Editorial
 
L'attente studieuse du signal

 
L'état actuel du marché de l'écu peut être défini comme l'attente studieuse d'un signal. Cette attente active et les travaux visant à des améliorations structurelles correspondent aux deux parties de ce numéro, le signal attendu pourrait en être la conclusion.

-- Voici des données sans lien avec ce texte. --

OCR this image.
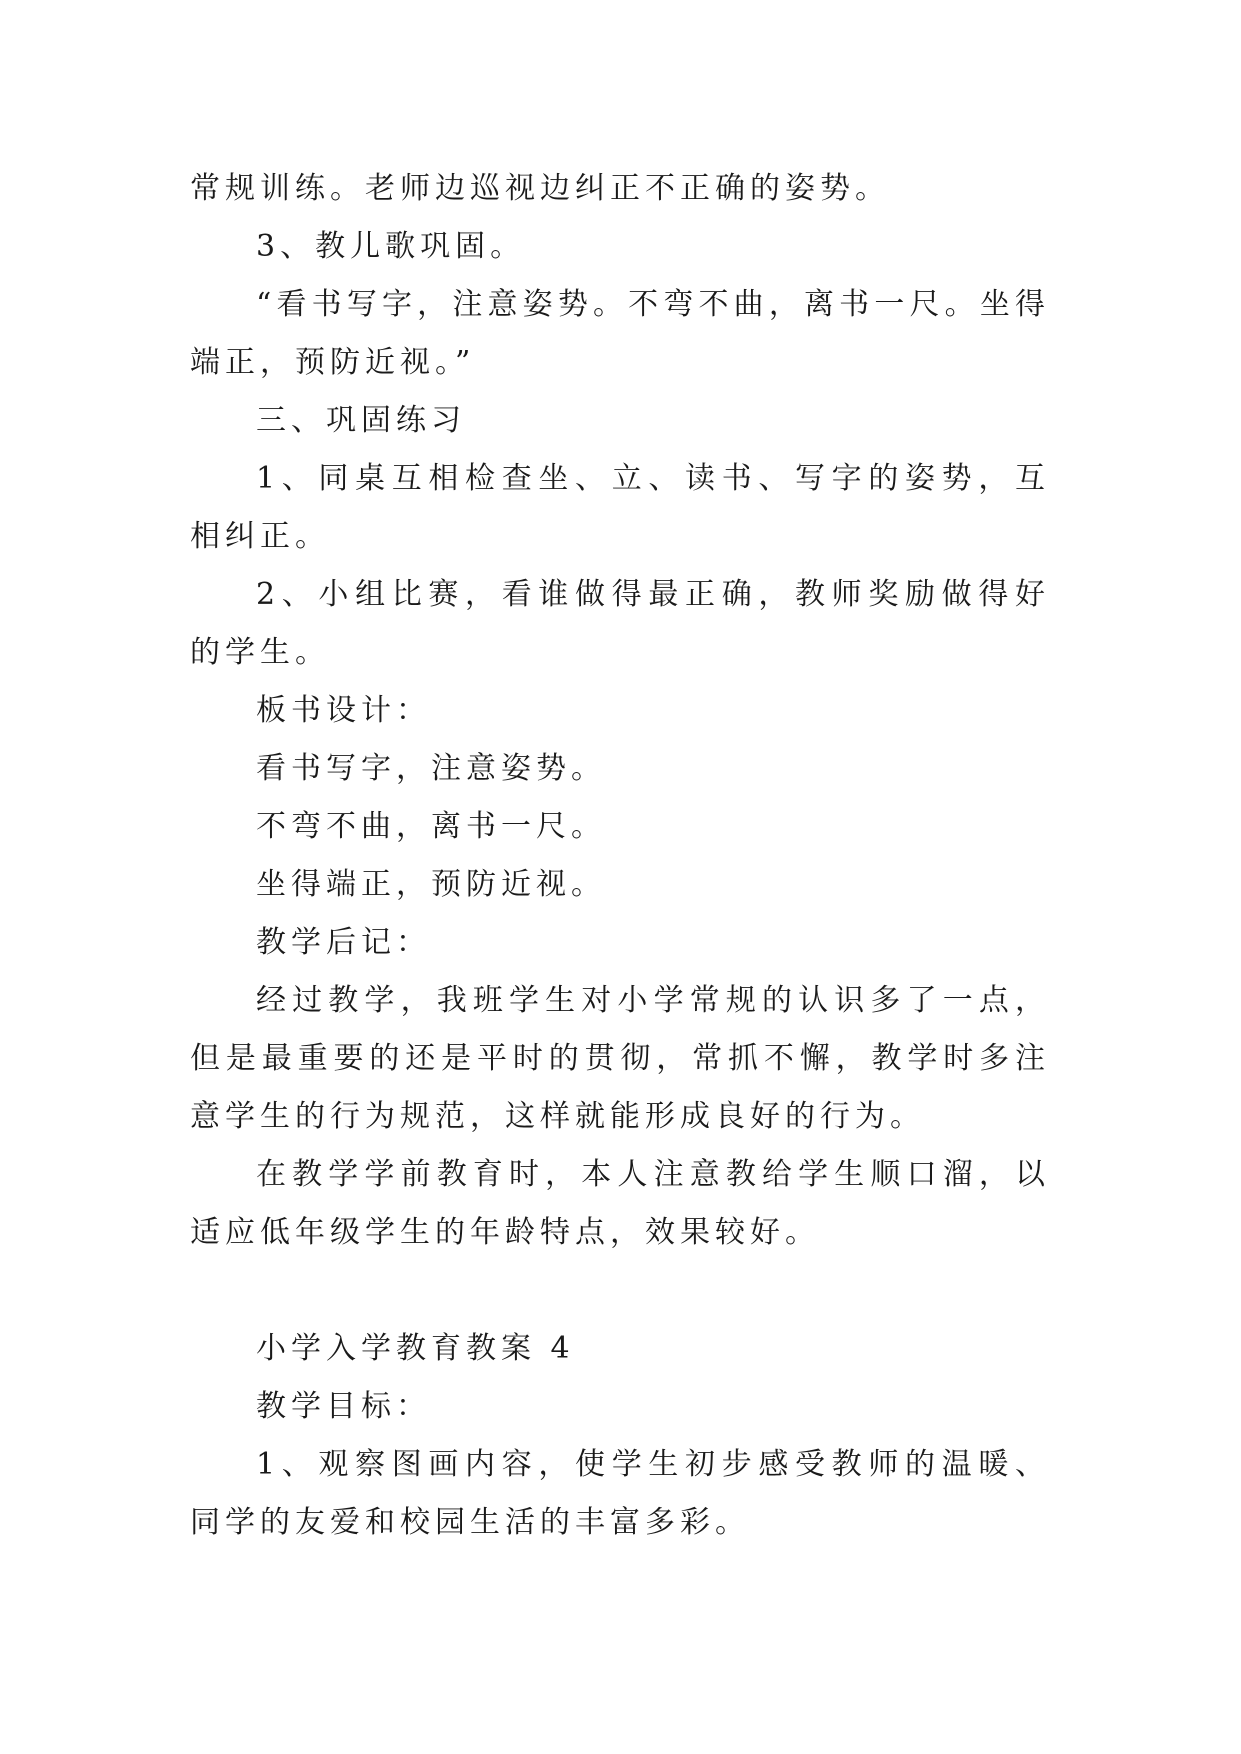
常规训练。老师边巡视边纠正不正确的姿势。

3、教儿歌巩固。

“看书写字，注意姿势。不弯不曲，离书一尺。坐得端正，预防近视。”

三、巩固练习

1、同桌互相检查坐、立、读书、写字的姿势，互相纠正。

2、小组比赛，看谁做得最正确，教师奖励做得好的学生。

板书设计：

看书写字，注意姿势。

不弯不曲，离书一尺。

坐得端正，预防近视。

教学后记：

经过教学，我班学生对小学常规的认识多了一点，但是最重要的还是平时的贯彻，常抓不懈，教学时多注意学生的行为规范，这样就能形成良好的行为。

在教学学前教育时，本人注意教给学生顺口溜，以适应低年级学生的年龄特点，效果较好。

小学入学教育教案 4

教学目标：

1、观察图画内容，使学生初步感受教师的温暖、同学的友爱和校园生活的丰富多彩。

L'attente: avec le calme revenu sur les changes, on constate que le marché de l'écu a plié mais n'a pas rompu. Qu'il ait plié plus que d'autres n'a rien d'anormal pour un instrument monétaire, trop vite devenu une star financière, fragilisé par l'euphorie des années 1991-1992; qu'il n'ait pas disparu est remarquable car, contrairement aux autres devises, il ne bénéficie pas d'un marché domestique pour amortir les chocs lorsque les opérateurs internationaux désertent le marché.

Moins d'investissements spéculatifs, moins de swaps, un recentrage sur les investisseurs en quête de placement durable, une place accrue aux émissions gouvernementales, dont l'émission par le gouvernement portugais du premier emprunt global en écu, sont autant de signes d'un marché qui n'est pas moribond mais qui, au contraire, a atteint une certaine maturité. Bien installé en Europe, son ère d'activité naturelle, il est prêt à redémarrer dès que l'occasion lui en est offerte.

L'étude: le marché de l'écu fait actuellement l'objet de travaux approfondis visant à en améliorer l'efficacité. Une compensation entre les Etats membres structurellement mieux assurée, en liaison avec celle-ci une compensation privée au sein de l'autre partie de l'Europe et une mise en place de procédures de règlement "valeur jour" dans quatre grands pays dessinent déjà l'organisation d'un marché monétaire de l'écu. Il ne restera plus qu'à coordonner ces différents systèmes de règlement nationaux pour en faire le futur marché monétaire de la monnaie européenne. La mise au point d'une courbe de rendement propre aux émissions en écu, des réflexions sur la levée des obstacles juridiques à son usage font également partie des travaux menés actuellement sur l'emploi de cet instrument monétaire.

Le signal: le marché fonctionne et se structure sous l'égide et avec la contribution majeure des institutions monétaires nationales et communautaires mais ce soutien technique n'est pas suffisant; ce qu'attend maintenant le marché de l'écu, c'est la levée, par les responsables politiques, des incertitudes qui planent actuellement sur l'instauration de la monnaie unique. Ce signal officiel, en garantissant que l'Union monétaire et économique sera mise en oeuvre suivant les échéances et les modalités stipulées dans le Traité, mettrait un terme à ce sentiment de doute et d'hésitation. Les opérateurs pourront, alors, s'engager avec résolution dans la préparation de la mise en place de la monnaie unique.